Sure, I can advocate for a culture that more suits my needs if I believe it will more suit the needs of many others. But the presumption, the gumption it takes to want to LEGISLATE that culture? That's just offensive. The fact that Kass (did I mention he was Bush's bioethics advisor 2001-2005?) could write this is unfathomable:
"While some programs also encourage abstinence or non-coital sex, most are concerned with teaching techniques for "safe sex"; offspring (and disease) are thus treated as (equally) avoidable side effects of sexuality, whose true purpose is only individual pleasure. (This I myself did not learn until our younger daughter so enlightened me, after she learned it from her seventh-grade biology teacher.) The entire approach of sex education is technocratic and, at best, morally neutral; in many cases, it explicitly opposes traditional morals while moralistically insisting on the equal acceptability of any and all forms of sexual expression provided only that they are not coerced. No effort is made to teach the importance of marriage as the proper home for sexual intimacy."
That's because sexual education is supposed to teach you. It's supposed to teach you facts. Teachers teach facts (and strategies and ways of thinking about things but hush, teachers, I'm talking about sex ed, not calculus or philosophy). My other radical opinion in life is that teachers generally shouldn't teach morality beyond keeping order in their classrooms. Yes, telling a kid not to call another kid "faggot" qualifies as keeping order. Of course this is a balancing act, but I don't think teachers should even tell their students that giving to the poor is the right thing to do.

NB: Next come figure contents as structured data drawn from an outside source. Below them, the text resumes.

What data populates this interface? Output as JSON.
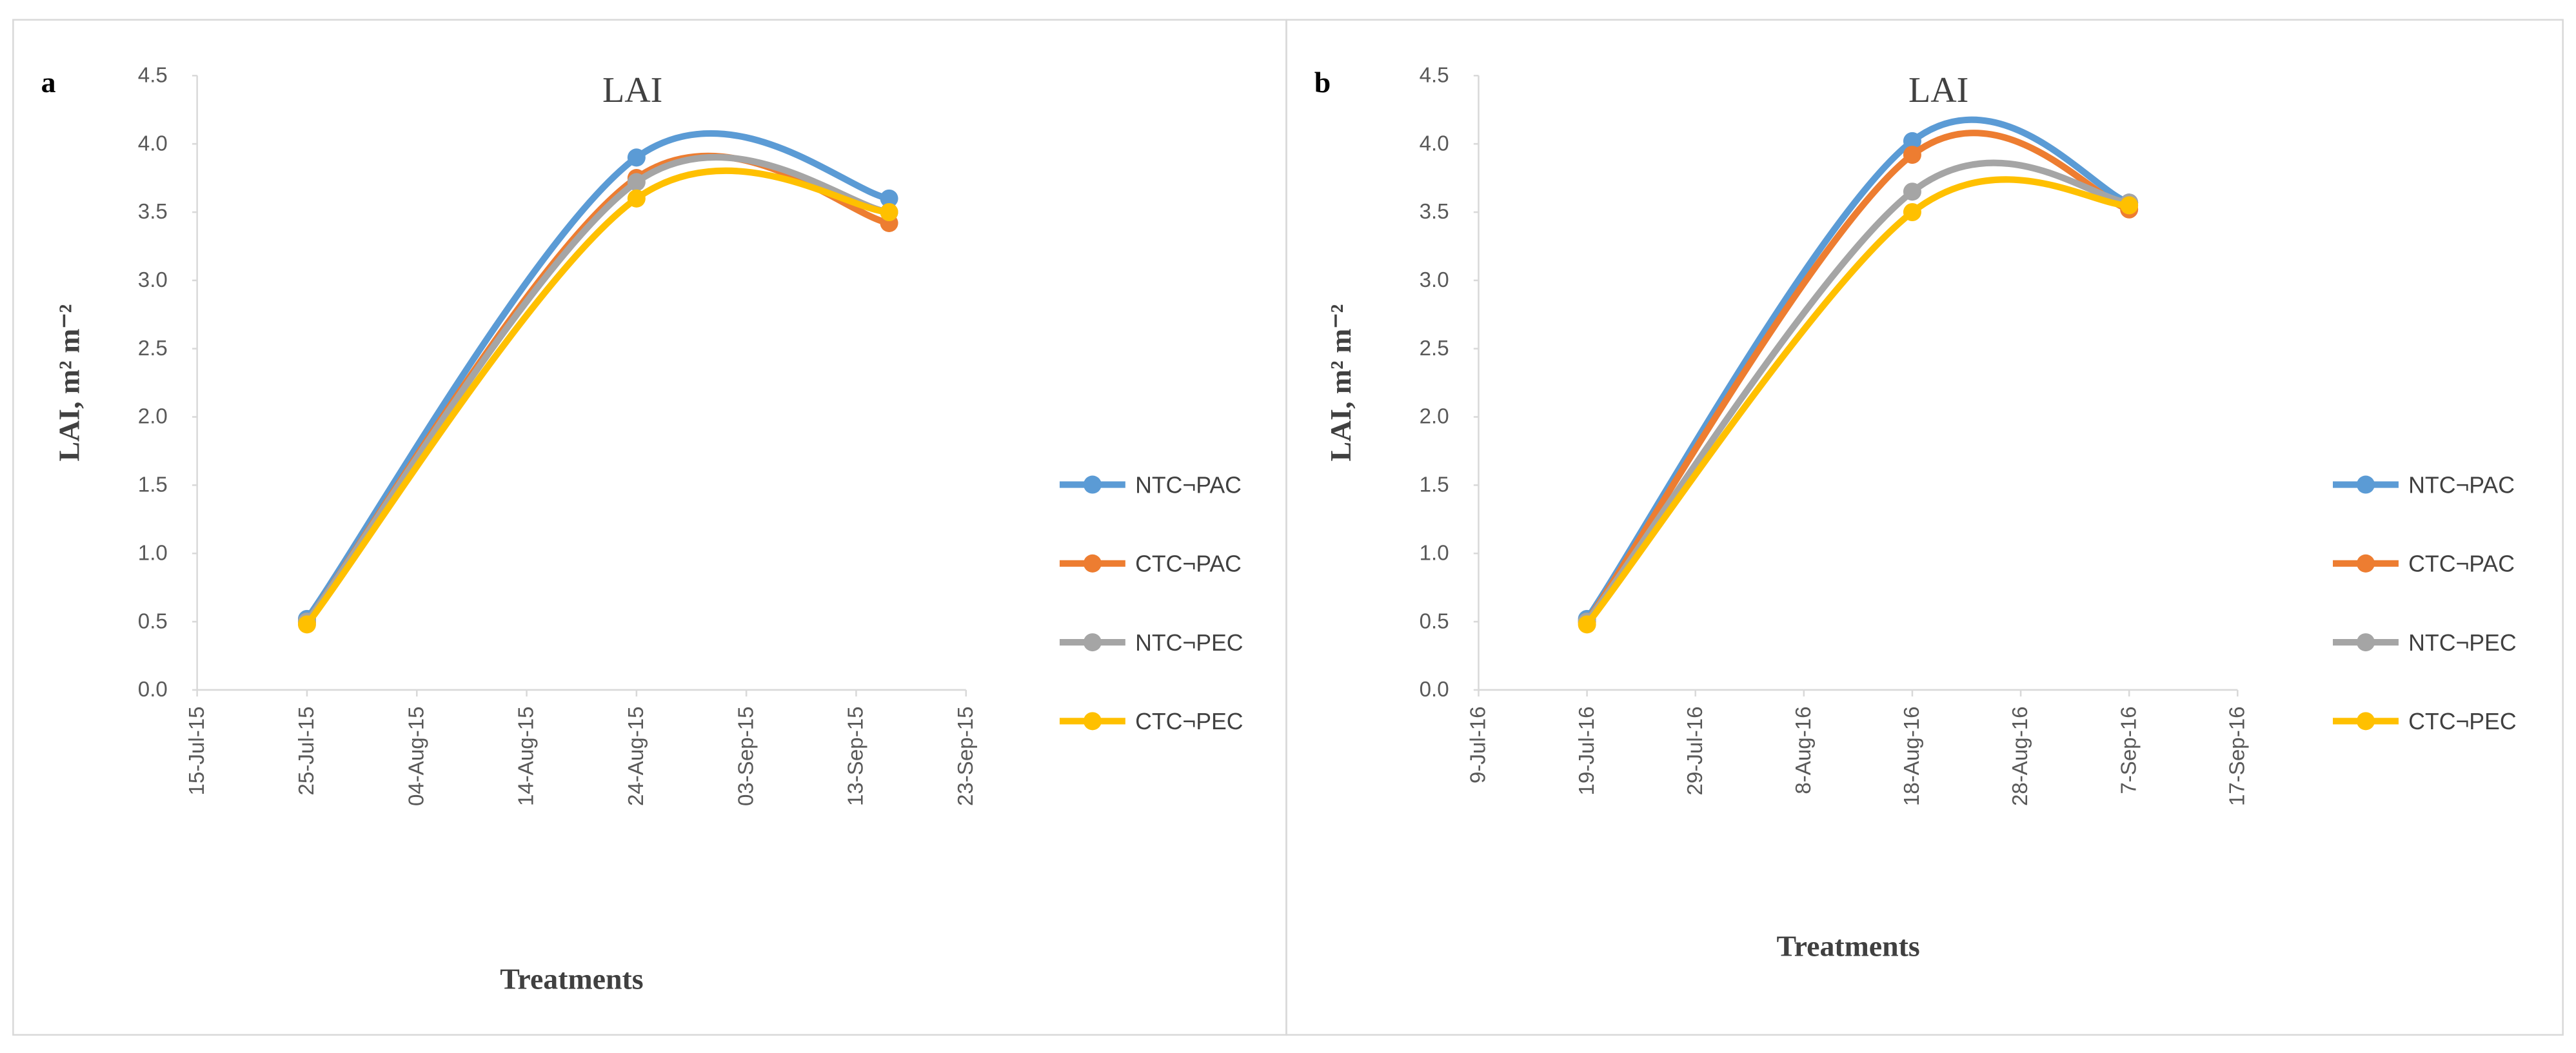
{
  "chart_data": [
    {
      "type": "line",
      "label": "a",
      "title": "LAI",
      "y_label": "LAI, m² m⁻²",
      "x_label": "Treatments",
      "x": [
        "2015-07-25",
        "2015-08-24",
        "2015-09-16"
      ],
      "xlim": [
        "2015-07-15",
        "2015-09-23"
      ],
      "xticks": [
        {
          "value": "2015-07-15",
          "label": "15-Jul-15"
        },
        {
          "value": "2015-07-25",
          "label": "25-Jul-15"
        },
        {
          "value": "2015-08-04",
          "label": "04-Aug-15"
        },
        {
          "value": "2015-08-14",
          "label": "14-Aug-15"
        },
        {
          "value": "2015-08-24",
          "label": "24-Aug-15"
        },
        {
          "value": "2015-09-03",
          "label": "03-Sep-15"
        },
        {
          "value": "2015-09-13",
          "label": "13-Sep-15"
        },
        {
          "value": "2015-09-23",
          "label": "23-Sep-15"
        }
      ],
      "ylim": [
        0,
        4.5
      ],
      "yticks": [
        {
          "value": 0,
          "label": "0.0"
        },
        0.5,
        {
          "value": 1,
          "label": "1.0"
        },
        1.5,
        {
          "value": 2,
          "label": "2.0"
        },
        2.5,
        {
          "value": 3,
          "label": "3.0"
        },
        3.5,
        {
          "value": 4,
          "label": "4.0"
        },
        4.5
      ],
      "legend": "right",
      "series": [
        {
          "name": "NTC¬PAC",
          "color": "#5b9bd5",
          "values": [
            0.52,
            3.9,
            3.6
          ]
        },
        {
          "name": "CTC¬PAC",
          "color": "#ed7d31",
          "values": [
            0.5,
            3.75,
            3.42
          ]
        },
        {
          "name": "NTC¬PEC",
          "color": "#a5a5a5",
          "values": [
            0.5,
            3.72,
            3.5
          ]
        },
        {
          "name": "CTC¬PEC",
          "color": "#ffc000",
          "values": [
            0.48,
            3.6,
            3.5
          ]
        }
      ]
    },
    {
      "type": "line",
      "label": "b",
      "title": "LAI",
      "y_label": "LAI, m² m⁻²",
      "x_label": "Treatments",
      "x": [
        "2016-07-19",
        "2016-08-18",
        "2016-09-07"
      ],
      "xlim": [
        "2016-07-09",
        "2016-09-17"
      ],
      "xticks": [
        {
          "value": "2016-07-09",
          "label": "9-Jul-16"
        },
        {
          "value": "2016-07-19",
          "label": "19-Jul-16"
        },
        {
          "value": "2016-07-29",
          "label": "29-Jul-16"
        },
        {
          "value": "2016-08-08",
          "label": "8-Aug-16"
        },
        {
          "value": "2016-08-18",
          "label": "18-Aug-16"
        },
        {
          "value": "2016-08-28",
          "label": "28-Aug-16"
        },
        {
          "value": "2016-09-07",
          "label": "7-Sep-16"
        },
        {
          "value": "2016-09-17",
          "label": "17-Sep-16"
        }
      ],
      "ylim": [
        0,
        4.5
      ],
      "yticks": [
        {
          "value": 0,
          "label": "0.0"
        },
        0.5,
        {
          "value": 1,
          "label": "1.0"
        },
        1.5,
        {
          "value": 2,
          "label": "2.0"
        },
        2.5,
        {
          "value": 3,
          "label": "3.0"
        },
        3.5,
        {
          "value": 4,
          "label": "4.0"
        },
        4.5
      ],
      "legend": "right",
      "series": [
        {
          "name": "NTC¬PAC",
          "color": "#5b9bd5",
          "values": [
            0.52,
            4.02,
            3.57
          ]
        },
        {
          "name": "CTC¬PAC",
          "color": "#ed7d31",
          "values": [
            0.5,
            3.92,
            3.52
          ]
        },
        {
          "name": "NTC¬PEC",
          "color": "#a5a5a5",
          "values": [
            0.5,
            3.65,
            3.57
          ]
        },
        {
          "name": "CTC¬PEC",
          "color": "#ffc000",
          "values": [
            0.48,
            3.5,
            3.55
          ]
        }
      ]
    }
  ]
}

And I think this mostly so it doesn't get us into binds like these problems with sex ed. If teachers can tell their kids to volunteer at a soup kitchen, they can tell them not to sleep with someone 45 minutes after they meet. Sure, I see the difference between these types of morality, but many people don't, and those many people are the ones we have to deal with.
And along those lines, I don't think the government should legislate ideals. I think the government should pass only enough restrictions to keep people from destroying each other. What does this make me sound like? A Republican. Yes it does. And to be frank, I think I have some conservative small-government impulses also. But, while welfare programs cost money, and taking money is a restriction in some sense, welfare programs aren't at all restrictions in the same sense as a prohibition on abortion would be. It's more of an allowance, even though it's "big government." And I think it's important we do good things when we can. And we can.
All right, it's late and I'm starting to eke into the land of gibberish (Gibber, I suppose). I'm not editing this, so be kind. Some things would have been edited. Buenas Noches!